The book revolves around Bethany, a young angel visiting Earth for the first time, her brother Gabriel, an Arch Angel, and sister Ivy, a seraphim. The three messengers have descended in human form in order to combat the forces of evil infiltrating mankind. It takes a lot of time for them to adjust to life as "humans," especially Bethany, who is experiencing everything anew. She is more "human" than the other angels and is able to share their emotions, which leads her into trouble when she falls for a mortal boy at her new school.
"Halo" is full of rich, vibrant detail that paints an image in the reader's mind. It's easy to envision the kind of world the angels came from and to see our own society through their eyes. The way Bethany viewed Earth felt very natural, like something an angel would think. Alexandra Adornetto masterfully wove words together to create such a cohesive point of view that never felt forced the way some other novels do.

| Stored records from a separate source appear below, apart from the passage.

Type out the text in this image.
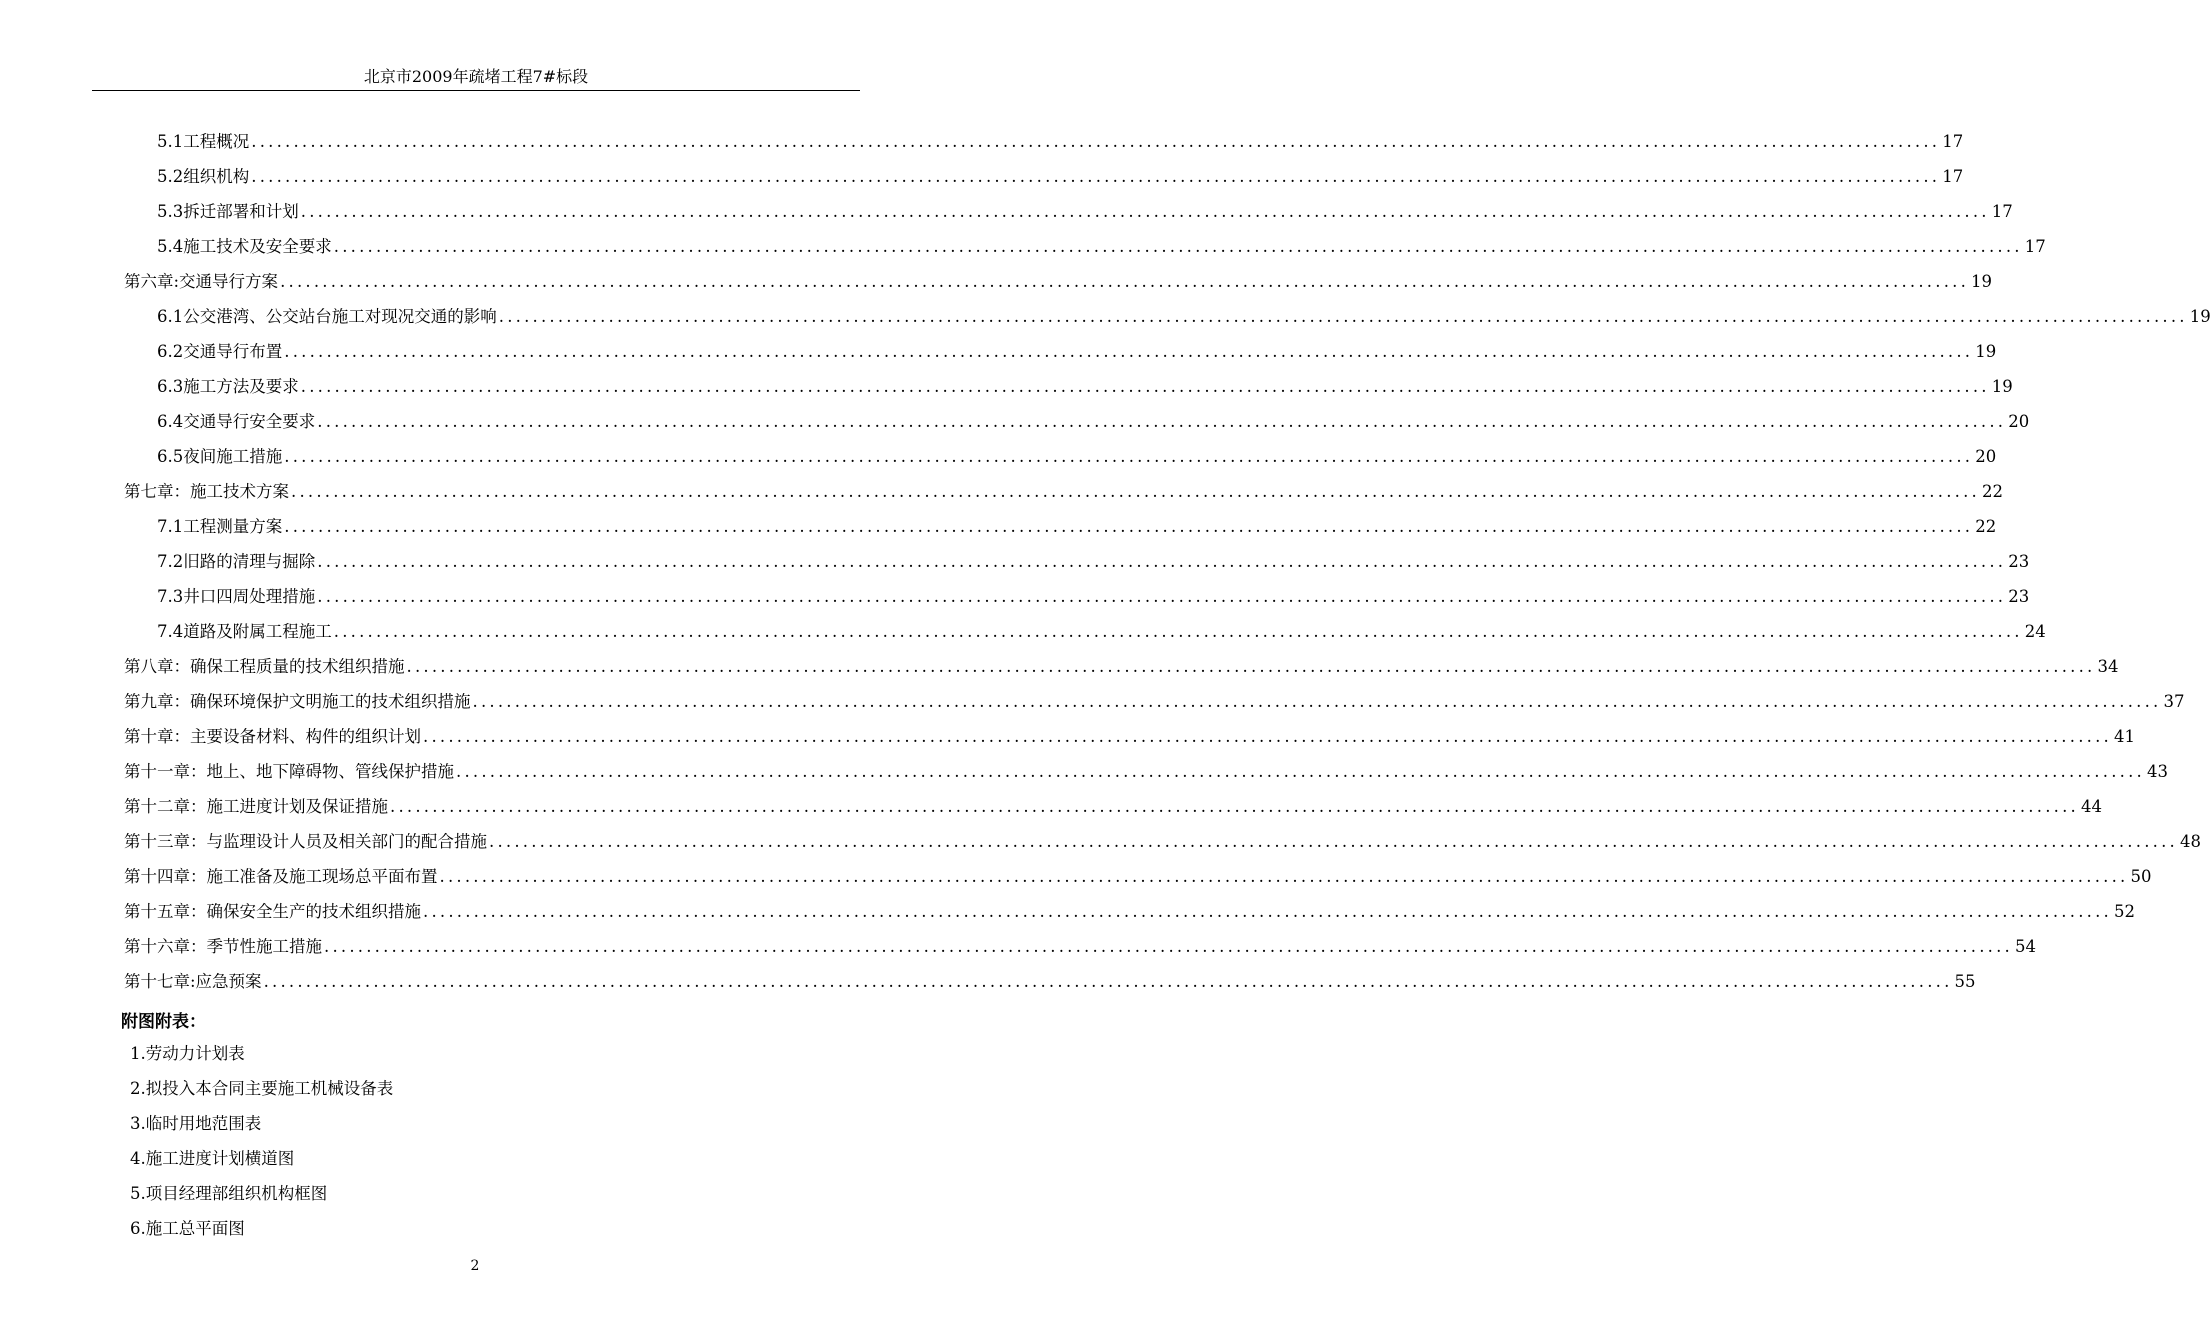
北京市2009年疏堵工程7#标段
5.1工程概况 ........................................................................................................................................................................................................ 17
5.2组织机构 ........................................................................................................................................................................................................ 17
5.3拆迁部署和计划 ........................................................................................................................................................................................................ 17
5.4施工技术及安全要求 ........................................................................................................................................................................................................ 17
第六章:交通导行方案 ........................................................................................................................................................................................................ 19
6.1公交港湾、公交站台施工对现况交通的影响 ........................................................................................................................................................................................................ 19
6.2交通导行布置 ........................................................................................................................................................................................................ 19
6.3施工方法及要求 ........................................................................................................................................................................................................ 19
6.4交通导行安全要求 ........................................................................................................................................................................................................ 20
6.5夜间施工措施 ........................................................................................................................................................................................................ 20
第七章：施工技术方案 ........................................................................................................................................................................................................ 22
7.1工程测量方案 ........................................................................................................................................................................................................ 22
7.2旧路的清理与掘除 ........................................................................................................................................................................................................ 23
7.3井口四周处理措施 ........................................................................................................................................................................................................ 23
7.4道路及附属工程施工 ........................................................................................................................................................................................................ 24
第八章：确保工程质量的技术组织措施 ........................................................................................................................................................................................................ 34
第九章：确保环境保护文明施工的技术组织措施 ........................................................................................................................................................................................................ 37
第十章：主要设备材料、构件的组织计划 ........................................................................................................................................................................................................ 41
第十一章：地上、地下障碍物、管线保护措施 ........................................................................................................................................................................................................ 43
第十二章：施工进度计划及保证措施 ........................................................................................................................................................................................................ 44
第十三章：与监理设计人员及相关部门的配合措施 ........................................................................................................................................................................................................ 48
第十四章：施工准备及施工现场总平面布置 ........................................................................................................................................................................................................ 50
第十五章：确保安全生产的技术组织措施 ........................................................................................................................................................................................................ 52
第十六章：季节性施工措施 ........................................................................................................................................................................................................ 54
第十七章:应急预案 ........................................................................................................................................................................................................ 55
附图附表：
1.劳动力计划表
2.拟投入本合同主要施工机械设备表
3.临时用地范围表
4.施工进度计划横道图
5.项目经理部组织机构框图
6.施工总平面图
2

Readers looking for a romantic focus with a lighter form of the supernatural thrown into the mix will find themselves intrigued by the latest novel to enter the teen market. It's different from anything out there and might very well pave the way for other such stories. It's also nice to see books coming out this fall where it is the female main character who is a supernatural being and that the male she winds up falling for is mortal and not necessarily a brooding bad boy, first with Sophie Jordan's "Firelight" and now with "Halo."